The eviction protections would potentially apply to all of them and more — so long as they “attest to having experienced economic or medical hardship related to the January 2025 fires,” according to the motion.

Landlords who gave public comment said the proposals would “break their backs” and even trigger PTSD from the city’s pandemic housing policies.
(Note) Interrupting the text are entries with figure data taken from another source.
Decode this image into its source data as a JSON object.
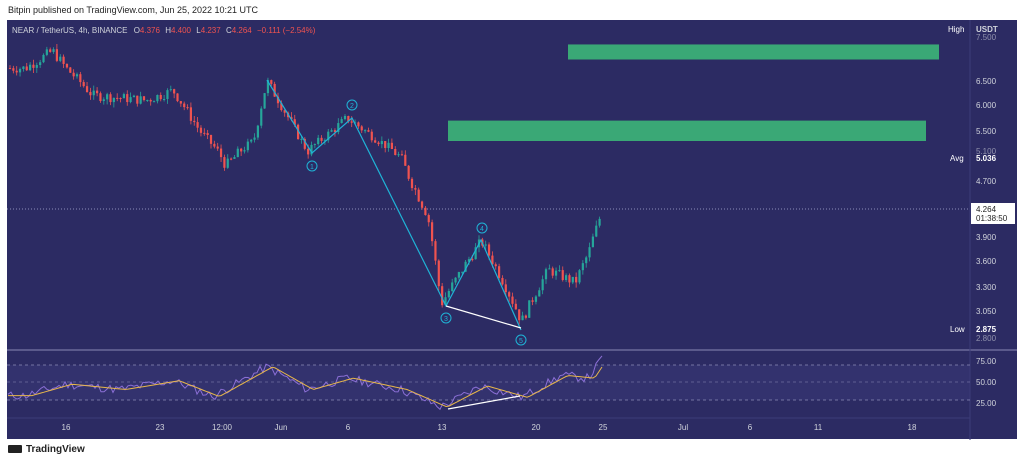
{
  "header": {
    "published": "Bitpin published on TradingView.com, Jun 25, 2022 10:21 UTC"
  },
  "legend": {
    "symbol": "NEAR / TetherUS, 4h, BINANCE",
    "o_label": "O",
    "o": "4.376",
    "h_label": "H",
    "h": "4.400",
    "l_label": "L",
    "l": "4.237",
    "c_label": "C",
    "c": "4.264",
    "chg": "−0.111 (−2.54%)"
  },
  "price_scale": {
    "currency": "USDT",
    "ticks": [
      "6.500",
      "6.000",
      "5.500",
      "4.700",
      "3.900",
      "3.600",
      "3.300",
      "3.050"
    ],
    "partial_ticks": [
      "7.500",
      "5.100",
      "2.800"
    ],
    "high_label": "High",
    "avg_label": "Avg",
    "avg_value": "5.036",
    "low_label": "Low",
    "low_value": "2.875",
    "last_price": "4.264",
    "countdown": "01:38:50"
  },
  "rsi_scale": {
    "ticks": [
      "75.00",
      "50.00",
      "25.00"
    ]
  },
  "time_axis": {
    "labels": [
      "16",
      "23",
      "12:00",
      "Jun",
      "6",
      "13",
      "20",
      "25",
      "Jul",
      "6",
      "11",
      "18"
    ]
  },
  "wave_labels": [
    "1",
    "2",
    "3",
    "4",
    "5"
  ],
  "footer": {
    "brand": "TradingView"
  },
  "colors": {
    "background": "#2c2b63",
    "bull": "#26a69a",
    "bear": "#ef5350",
    "wave_line": "#1fb3d6",
    "zone": "#3aa876",
    "rsi": "#7e57c2",
    "rsi_ma": "#e8b74a"
  },
  "chart_data": {
    "type": "candlestick",
    "title": "NEAR / TetherUS, 4h, BINANCE",
    "xlabel": "",
    "ylabel": "",
    "ylim_log": [
      2.8,
      7.5
    ],
    "last_price": 4.264,
    "ohlc_last": {
      "open": 4.376,
      "high": 4.4,
      "low": 4.237,
      "close": 4.264
    },
    "resistance_zones": [
      {
        "from": 7.0,
        "to": 7.35
      },
      {
        "from": 5.3,
        "to": 5.7
      }
    ],
    "elliott_wave_points": [
      {
        "label": "1",
        "date": "Jun 3",
        "price": 5.1
      },
      {
        "label": "2",
        "date": "Jun 6",
        "price": 5.75
      },
      {
        "label": "3",
        "date": "Jun 13",
        "price": 3.12
      },
      {
        "label": "4",
        "date": "Jun 16",
        "price": 3.85
      },
      {
        "label": "5",
        "date": "Jun 19",
        "price": 2.95
      }
    ],
    "price_path": [
      {
        "date": "May 13",
        "price": 6.8
      },
      {
        "date": "May 15",
        "price": 7.2
      },
      {
        "date": "May 16",
        "price": 6.8
      },
      {
        "date": "May 18",
        "price": 6.2
      },
      {
        "date": "May 22",
        "price": 6.1
      },
      {
        "date": "May 24",
        "price": 6.3
      },
      {
        "date": "May 26",
        "price": 5.5
      },
      {
        "date": "May 28",
        "price": 4.9
      },
      {
        "date": "May 30",
        "price": 5.3
      },
      {
        "date": "May 31",
        "price": 6.5
      },
      {
        "date": "Jun 3",
        "price": 5.1
      },
      {
        "date": "Jun 6",
        "price": 5.75
      },
      {
        "date": "Jun 10",
        "price": 5.0
      },
      {
        "date": "Jun 12",
        "price": 4.2
      },
      {
        "date": "Jun 13",
        "price": 3.12
      },
      {
        "date": "Jun 16",
        "price": 3.85
      },
      {
        "date": "Jun 19",
        "price": 2.95
      },
      {
        "date": "Jun 21",
        "price": 3.5
      },
      {
        "date": "Jun 23",
        "price": 3.35
      },
      {
        "date": "Jun 24",
        "price": 3.7
      },
      {
        "date": "Jun 25",
        "price": 4.264
      }
    ],
    "rsi": {
      "levels": [
        70,
        50,
        30
      ],
      "path": [
        {
          "date": "May 13",
          "value": 35
        },
        {
          "date": "May 16",
          "value": 48
        },
        {
          "date": "May 20",
          "value": 42
        },
        {
          "date": "May 24",
          "value": 52
        },
        {
          "date": "May 27",
          "value": 34
        },
        {
          "date": "May 31",
          "value": 68
        },
        {
          "date": "Jun 3",
          "value": 42
        },
        {
          "date": "Jun 6",
          "value": 55
        },
        {
          "date": "Jun 10",
          "value": 42
        },
        {
          "date": "Jun 13",
          "value": 22
        },
        {
          "date": "Jun 16",
          "value": 46
        },
        {
          "date": "Jun 19",
          "value": 33
        },
        {
          "date": "Jun 22",
          "value": 58
        },
        {
          "date": "Jun 24",
          "value": 55
        },
        {
          "date": "Jun 25",
          "value": 78
        }
      ]
    }
  }
}
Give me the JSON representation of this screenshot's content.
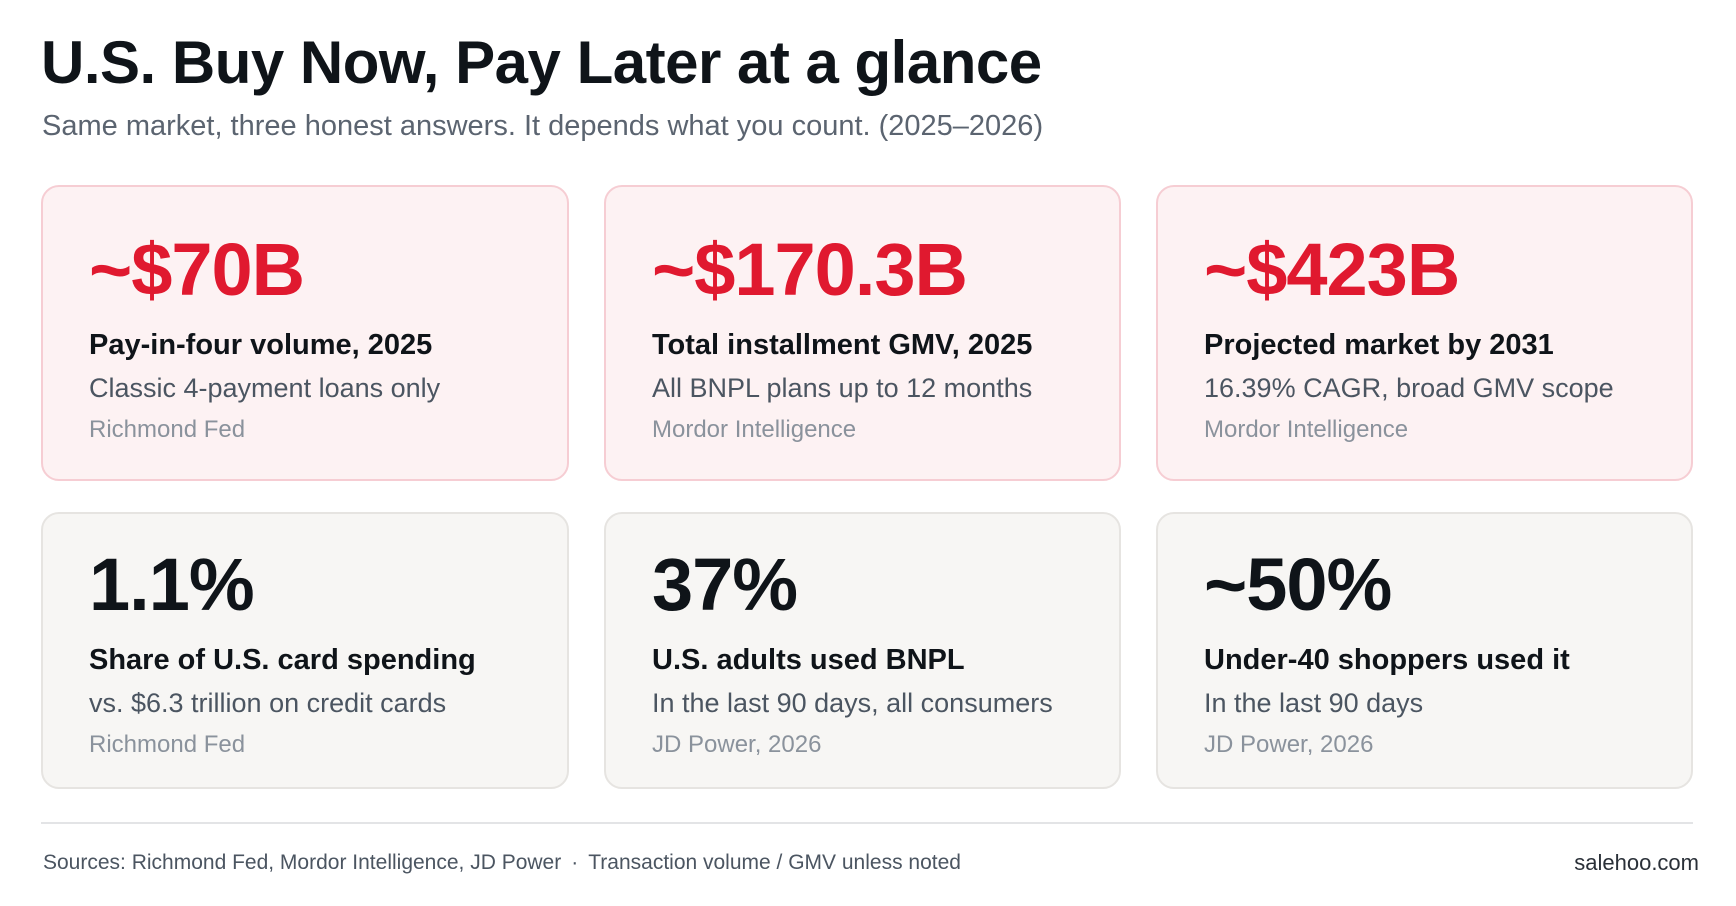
{
  "header": {
    "title": "U.S. Buy Now, Pay Later at a glance",
    "subtitle": "Same market, three honest answers. It depends what you count. (2025–2026)"
  },
  "cards": [
    {
      "value": "~$70B",
      "label": "Pay-in-four volume, 2025",
      "desc": "Classic 4-payment loans only",
      "source": "Richmond Fed",
      "style": "red"
    },
    {
      "value": "~$170.3B",
      "label": "Total installment GMV, 2025",
      "desc": "All BNPL plans up to 12 months",
      "source": "Mordor Intelligence",
      "style": "red"
    },
    {
      "value": "~$423B",
      "label": "Projected market by 2031",
      "desc": "16.39% CAGR, broad GMV scope",
      "source": "Mordor Intelligence",
      "style": "red"
    },
    {
      "value": "1.1%",
      "label": "Share of U.S. card spending",
      "desc": "vs. $6.3 trillion on credit cards",
      "source": "Richmond Fed",
      "style": "gray"
    },
    {
      "value": "37%",
      "label": "U.S. adults used BNPL",
      "desc": "In the last 90 days, all consumers",
      "source": "JD Power, 2026",
      "style": "gray"
    },
    {
      "value": "~50%",
      "label": "Under-40 shoppers used it",
      "desc": "In the last 90 days",
      "source": "JD Power, 2026",
      "style": "gray"
    }
  ],
  "footer": {
    "sources": "Sources: Richmond Fed, Mordor Intelligence, JD Power",
    "separator": "·",
    "note": "Transaction volume / GMV unless noted",
    "brand": "salehoo.com"
  },
  "colors": {
    "accent_red": "#e0192f",
    "red_card_bg": "#fdf2f3",
    "red_card_border": "#f6cdd3",
    "gray_card_bg": "#f7f6f4",
    "gray_card_border": "#e6e4e1",
    "text_dark": "#0f1419",
    "text_muted": "#5b6470"
  }
}
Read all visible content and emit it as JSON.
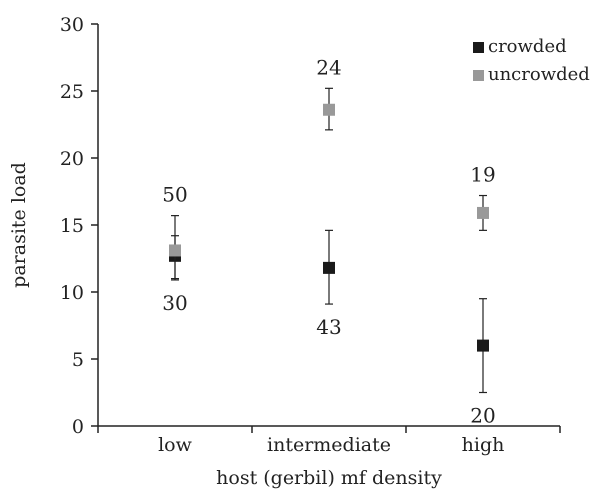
{
  "chart_data": {
    "type": "scatter",
    "title": "",
    "xlabel": "host (gerbil) mf density",
    "ylabel": "parasite load",
    "categories": [
      "low",
      "intermediate",
      "high"
    ],
    "ylim": [
      0,
      30
    ],
    "yticks": [
      "0",
      "5",
      "10",
      "15",
      "20",
      "25",
      "30"
    ],
    "grid": false,
    "legend_position": "top-right",
    "series": [
      {
        "name": "crowded",
        "color": "#1a1a1a",
        "marker": "square",
        "values": [
          12.7,
          11.8,
          6.0
        ],
        "err_low": [
          10.9,
          9.1,
          2.5
        ],
        "err_high": [
          14.2,
          14.6,
          9.5
        ],
        "n_labels": [
          "30",
          "43",
          "20"
        ],
        "n_label_position": "below"
      },
      {
        "name": "uncrowded",
        "color": "#999999",
        "marker": "square",
        "values": [
          13.1,
          23.6,
          15.9
        ],
        "err_low": [
          11.0,
          22.1,
          14.6
        ],
        "err_high": [
          15.7,
          25.2,
          17.2
        ],
        "n_labels": [
          "50",
          "24",
          "19"
        ],
        "n_label_position": "above"
      }
    ]
  }
}
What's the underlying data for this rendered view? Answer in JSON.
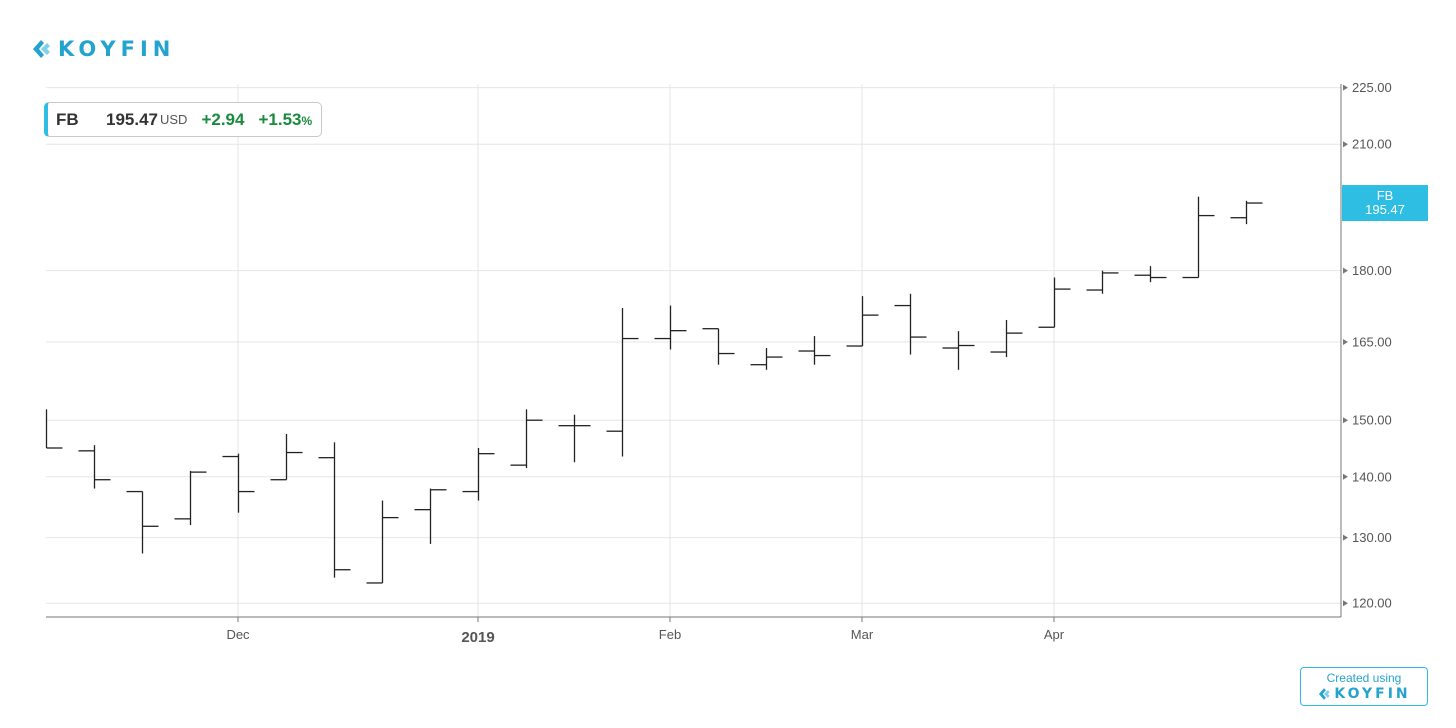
{
  "brand": {
    "name": "KOYFIN",
    "accent": "#25a3cf"
  },
  "quote": {
    "ticker": "FB",
    "price": "195.47",
    "currency": "USD",
    "change": "+2.94",
    "change_pct": "+1.53",
    "pct_symbol": "%",
    "up_color": "#1a8a3d"
  },
  "price_tag": {
    "ticker": "FB",
    "price": "195.47",
    "color": "#2ebde3"
  },
  "credit": {
    "line1": "Created using",
    "logo": "KOYFIN"
  },
  "chart_data": {
    "type": "ohlc",
    "series": [
      {
        "name": "FB"
      }
    ],
    "x_labels": [
      {
        "label": "Dec",
        "bar_index": 4
      },
      {
        "label": "2019",
        "bar_index": 9,
        "bold": true
      },
      {
        "label": "Feb",
        "bar_index": 13
      },
      {
        "label": "Mar",
        "bar_index": 17
      },
      {
        "label": "Apr",
        "bar_index": 21
      }
    ],
    "y_ticks": [
      "120.00",
      "130.00",
      "140.00",
      "150.00",
      "165.00",
      "180.00",
      "210.00",
      "225.00"
    ],
    "y_scale": "log",
    "ylim": [
      118,
      226
    ],
    "grid": true,
    "bars": [
      {
        "o": 145.0,
        "h": 152.0,
        "l": 145.0,
        "c": 145.0
      },
      {
        "o": 144.5,
        "h": 145.5,
        "l": 138.0,
        "c": 139.5
      },
      {
        "o": 137.5,
        "h": 137.5,
        "l": 127.5,
        "c": 131.8
      },
      {
        "o": 133.0,
        "h": 141.0,
        "l": 132.0,
        "c": 140.8
      },
      {
        "o": 143.5,
        "h": 144.0,
        "l": 134.0,
        "c": 137.5
      },
      {
        "o": 139.5,
        "h": 147.5,
        "l": 139.5,
        "c": 144.2
      },
      {
        "o": 143.3,
        "h": 146.0,
        "l": 123.8,
        "c": 125.0
      },
      {
        "o": 123.0,
        "h": 136.0,
        "l": 123.0,
        "c": 133.2
      },
      {
        "o": 134.5,
        "h": 138.0,
        "l": 129.0,
        "c": 137.8
      },
      {
        "o": 137.5,
        "h": 145.0,
        "l": 136.0,
        "c": 144.0
      },
      {
        "o": 142.0,
        "h": 152.0,
        "l": 141.5,
        "c": 150.0
      },
      {
        "o": 149.0,
        "h": 151.0,
        "l": 142.5,
        "c": 149.0
      },
      {
        "o": 148.0,
        "h": 172.0,
        "l": 143.5,
        "c": 165.7
      },
      {
        "o": 165.7,
        "h": 172.5,
        "l": 163.5,
        "c": 167.3
      },
      {
        "o": 167.7,
        "h": 167.7,
        "l": 160.5,
        "c": 162.7
      },
      {
        "o": 160.5,
        "h": 163.8,
        "l": 159.5,
        "c": 162.0
      },
      {
        "o": 163.2,
        "h": 166.2,
        "l": 160.5,
        "c": 162.3
      },
      {
        "o": 164.2,
        "h": 174.5,
        "l": 164.2,
        "c": 170.5
      },
      {
        "o": 172.5,
        "h": 175.0,
        "l": 162.5,
        "c": 166.0
      },
      {
        "o": 163.8,
        "h": 167.2,
        "l": 159.5,
        "c": 164.3
      },
      {
        "o": 163.0,
        "h": 169.5,
        "l": 162.0,
        "c": 166.8
      },
      {
        "o": 168.0,
        "h": 178.5,
        "l": 168.0,
        "c": 176.0
      },
      {
        "o": 175.8,
        "h": 180.0,
        "l": 175.0,
        "c": 179.5
      },
      {
        "o": 179.0,
        "h": 181.0,
        "l": 177.5,
        "c": 178.5
      },
      {
        "o": 178.5,
        "h": 197.0,
        "l": 178.5,
        "c": 192.5
      },
      {
        "o": 192.0,
        "h": 196.0,
        "l": 190.5,
        "c": 195.47
      }
    ]
  }
}
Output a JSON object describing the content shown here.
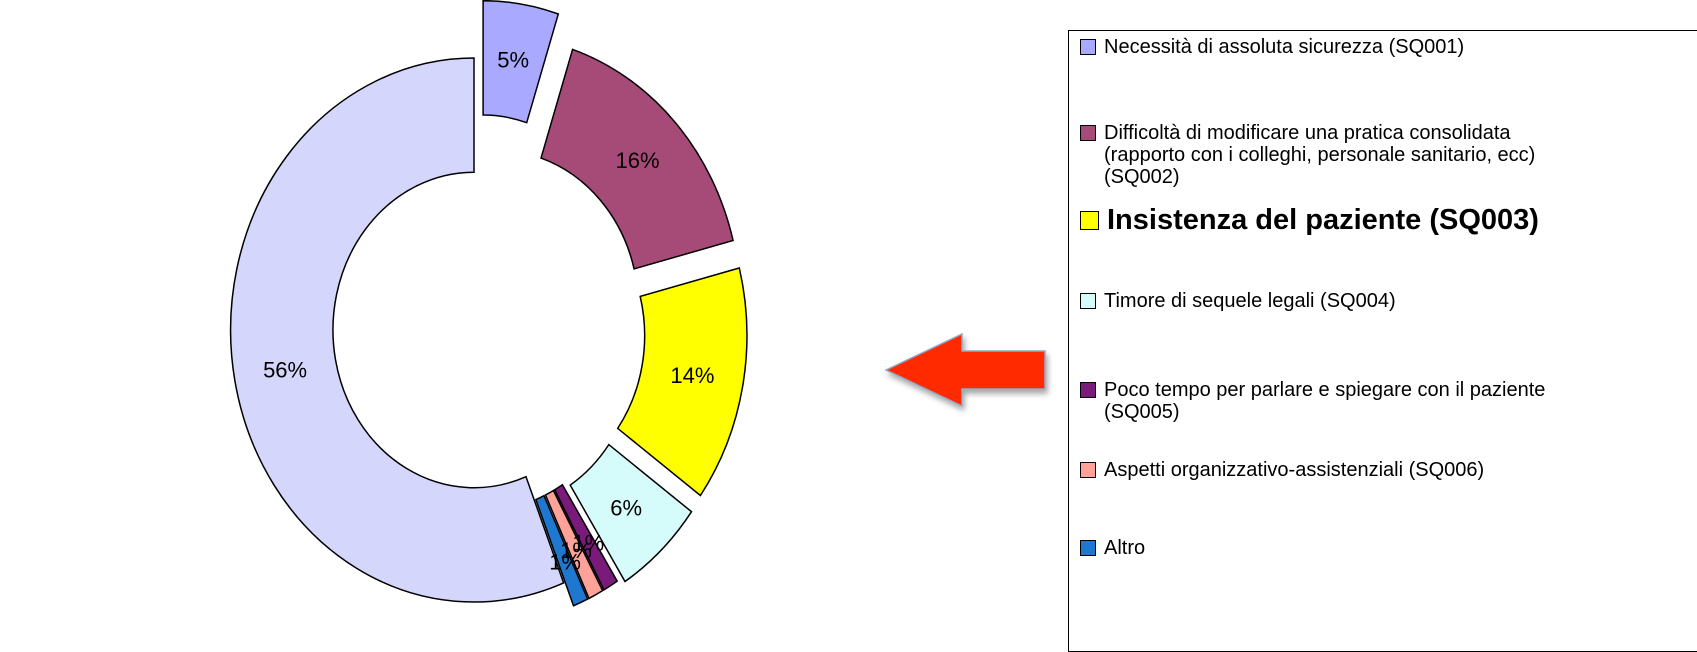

“The policies during COVID had consequences that harmed developers,” testified Mark Landeros, senior revenue manager at Geoffrey Palmer’s GHP Management. “We’re not asking for special treatment. We’re asking for fairness, accountability and recognition that housing providers are vital partners in addressing the city’s challenges.”

In fact, GHP sued Los Angeles for violating the Fifth Amendment’s “takings” clause when the city previously enacted an eviction moratorium during the pandemic. It was one of numerous cases that cropped up at the time challenging moratoria in other cities around the country.

A federal judge tossed GHP’s case in 2022, but Palmer isn’t throwing in the towel just yet. The company took its case to the U.S. Supreme Court in October. The court must now decide whether to take it up.